Germany Marks Low-Key 30th Anniversary of Reunification

Germany Marks Low-Key 30th Anniversary of Reunification
German Chancellor Angela Merkel delivers her speech during a debate about her policy as part of Germany's budget 2021 debate at the parliament Bundestag in Berlin, Germany, on Sept. 30, 2020. Markus Schreiber/AP Photo
The Associated Press
Updated:

BERLIN—Germany is marking the 30th anniversary of its reunification on Saturday, drawing a generally positive picture of the progress made in knitting together east and west amid celebrations that are low-key because of the coronavirus pandemic.

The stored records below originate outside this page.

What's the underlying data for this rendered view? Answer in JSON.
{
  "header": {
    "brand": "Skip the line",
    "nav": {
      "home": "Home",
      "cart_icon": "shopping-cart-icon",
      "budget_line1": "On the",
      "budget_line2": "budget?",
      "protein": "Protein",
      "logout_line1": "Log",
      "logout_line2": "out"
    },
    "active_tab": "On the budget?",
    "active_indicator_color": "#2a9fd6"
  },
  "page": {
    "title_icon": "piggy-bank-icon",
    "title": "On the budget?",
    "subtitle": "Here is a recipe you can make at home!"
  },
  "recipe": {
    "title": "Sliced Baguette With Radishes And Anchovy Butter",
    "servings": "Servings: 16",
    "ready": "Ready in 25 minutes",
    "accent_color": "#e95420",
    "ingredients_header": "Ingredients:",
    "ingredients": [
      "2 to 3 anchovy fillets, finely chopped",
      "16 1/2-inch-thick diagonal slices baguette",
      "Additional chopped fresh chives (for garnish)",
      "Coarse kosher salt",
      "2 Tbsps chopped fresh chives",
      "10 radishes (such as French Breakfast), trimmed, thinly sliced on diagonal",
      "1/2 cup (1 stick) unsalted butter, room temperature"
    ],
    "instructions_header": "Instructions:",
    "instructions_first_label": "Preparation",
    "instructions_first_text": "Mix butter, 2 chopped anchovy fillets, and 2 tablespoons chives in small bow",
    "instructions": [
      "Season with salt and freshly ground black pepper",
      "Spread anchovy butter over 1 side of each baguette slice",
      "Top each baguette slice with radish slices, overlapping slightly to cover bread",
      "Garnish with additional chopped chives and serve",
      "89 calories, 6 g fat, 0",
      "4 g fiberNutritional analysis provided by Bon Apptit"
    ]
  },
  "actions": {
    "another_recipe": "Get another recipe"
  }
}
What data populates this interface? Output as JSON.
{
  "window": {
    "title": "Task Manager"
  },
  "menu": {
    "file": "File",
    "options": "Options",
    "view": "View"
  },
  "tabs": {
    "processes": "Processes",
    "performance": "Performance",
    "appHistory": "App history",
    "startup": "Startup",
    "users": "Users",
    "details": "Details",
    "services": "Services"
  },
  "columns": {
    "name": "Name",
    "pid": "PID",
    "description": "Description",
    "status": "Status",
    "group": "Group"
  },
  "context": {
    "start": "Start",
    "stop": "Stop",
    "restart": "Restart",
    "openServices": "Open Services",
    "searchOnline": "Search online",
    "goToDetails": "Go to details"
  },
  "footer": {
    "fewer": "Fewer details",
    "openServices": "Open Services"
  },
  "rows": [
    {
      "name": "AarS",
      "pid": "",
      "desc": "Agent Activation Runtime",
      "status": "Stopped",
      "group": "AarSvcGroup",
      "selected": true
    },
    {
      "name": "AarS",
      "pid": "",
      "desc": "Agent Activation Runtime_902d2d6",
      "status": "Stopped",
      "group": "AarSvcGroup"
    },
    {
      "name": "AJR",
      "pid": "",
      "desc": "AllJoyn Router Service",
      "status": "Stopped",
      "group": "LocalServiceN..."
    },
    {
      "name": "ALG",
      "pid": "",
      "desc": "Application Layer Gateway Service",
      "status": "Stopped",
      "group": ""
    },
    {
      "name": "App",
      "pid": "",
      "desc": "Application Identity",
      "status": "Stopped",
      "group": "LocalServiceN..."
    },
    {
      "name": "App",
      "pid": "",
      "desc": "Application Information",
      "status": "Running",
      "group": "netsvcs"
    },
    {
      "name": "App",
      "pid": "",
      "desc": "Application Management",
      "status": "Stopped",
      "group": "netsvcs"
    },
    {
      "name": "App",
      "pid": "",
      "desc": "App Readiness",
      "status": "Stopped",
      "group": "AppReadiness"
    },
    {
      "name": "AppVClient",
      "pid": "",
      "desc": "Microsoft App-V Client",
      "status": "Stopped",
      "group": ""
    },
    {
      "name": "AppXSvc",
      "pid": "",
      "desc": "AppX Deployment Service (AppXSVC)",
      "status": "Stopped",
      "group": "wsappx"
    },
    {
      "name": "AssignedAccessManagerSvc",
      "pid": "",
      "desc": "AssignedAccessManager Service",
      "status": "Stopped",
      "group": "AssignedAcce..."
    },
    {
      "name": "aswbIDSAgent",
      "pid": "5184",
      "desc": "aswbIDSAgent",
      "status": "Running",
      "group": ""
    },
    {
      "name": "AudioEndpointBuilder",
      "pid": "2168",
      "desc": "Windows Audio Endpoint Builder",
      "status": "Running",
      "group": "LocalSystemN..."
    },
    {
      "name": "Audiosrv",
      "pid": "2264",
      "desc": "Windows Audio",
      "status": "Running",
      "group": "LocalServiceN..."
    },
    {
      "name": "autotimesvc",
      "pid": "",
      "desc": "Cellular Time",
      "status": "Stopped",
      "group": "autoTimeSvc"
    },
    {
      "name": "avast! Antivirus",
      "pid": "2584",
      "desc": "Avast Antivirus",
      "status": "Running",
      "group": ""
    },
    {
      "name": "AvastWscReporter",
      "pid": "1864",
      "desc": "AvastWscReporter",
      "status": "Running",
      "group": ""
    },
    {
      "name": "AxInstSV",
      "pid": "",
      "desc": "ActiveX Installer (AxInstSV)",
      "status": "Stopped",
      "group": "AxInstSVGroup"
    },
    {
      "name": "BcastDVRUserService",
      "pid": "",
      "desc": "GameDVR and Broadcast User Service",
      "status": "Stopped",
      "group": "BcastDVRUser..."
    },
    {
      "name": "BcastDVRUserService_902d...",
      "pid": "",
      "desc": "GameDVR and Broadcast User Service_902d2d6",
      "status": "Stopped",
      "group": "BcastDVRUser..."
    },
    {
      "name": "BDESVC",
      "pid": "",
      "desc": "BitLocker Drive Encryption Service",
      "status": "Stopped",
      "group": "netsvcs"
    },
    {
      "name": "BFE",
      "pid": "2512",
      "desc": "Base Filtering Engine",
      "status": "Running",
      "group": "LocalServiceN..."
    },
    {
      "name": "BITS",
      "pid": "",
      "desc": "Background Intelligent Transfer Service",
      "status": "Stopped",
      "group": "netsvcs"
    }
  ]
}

Germany was reunited on Oct. 3, 1990, after four decades of Cold War division. East Germany joined the western federal republic less than a year after the east’s communist rulers—under pressure from growing protests—opened the Berlin Wall and the rest of the highly fortified border between the two states.

While much progress has been made since then, economic and other differences between the west and the less-prosperous east still persist. A long-lasting trend of more people leaving the east than moving there has finally halted in recent years.

“We have achieved a lot in these 30 years,” Chancellor Angela Merkel, who grew up in the east, told Germany’s parliament this week. “We have succeeded in significantly reducing the differences in living conditions between eastern and western Germany.”

“But structural differences remain,” she added. “Further efforts are necessary.”

The centerpiece of Saturday’s celebrations is a ceremony in Potsdam, just outside Berlin, led by President Frank-Walter Steinmeier, with 230 guests—about one-fifth of the audience originally planned.

Merkel acknowledged that the celebrations “will be quieter than the occasion would actually deserve.”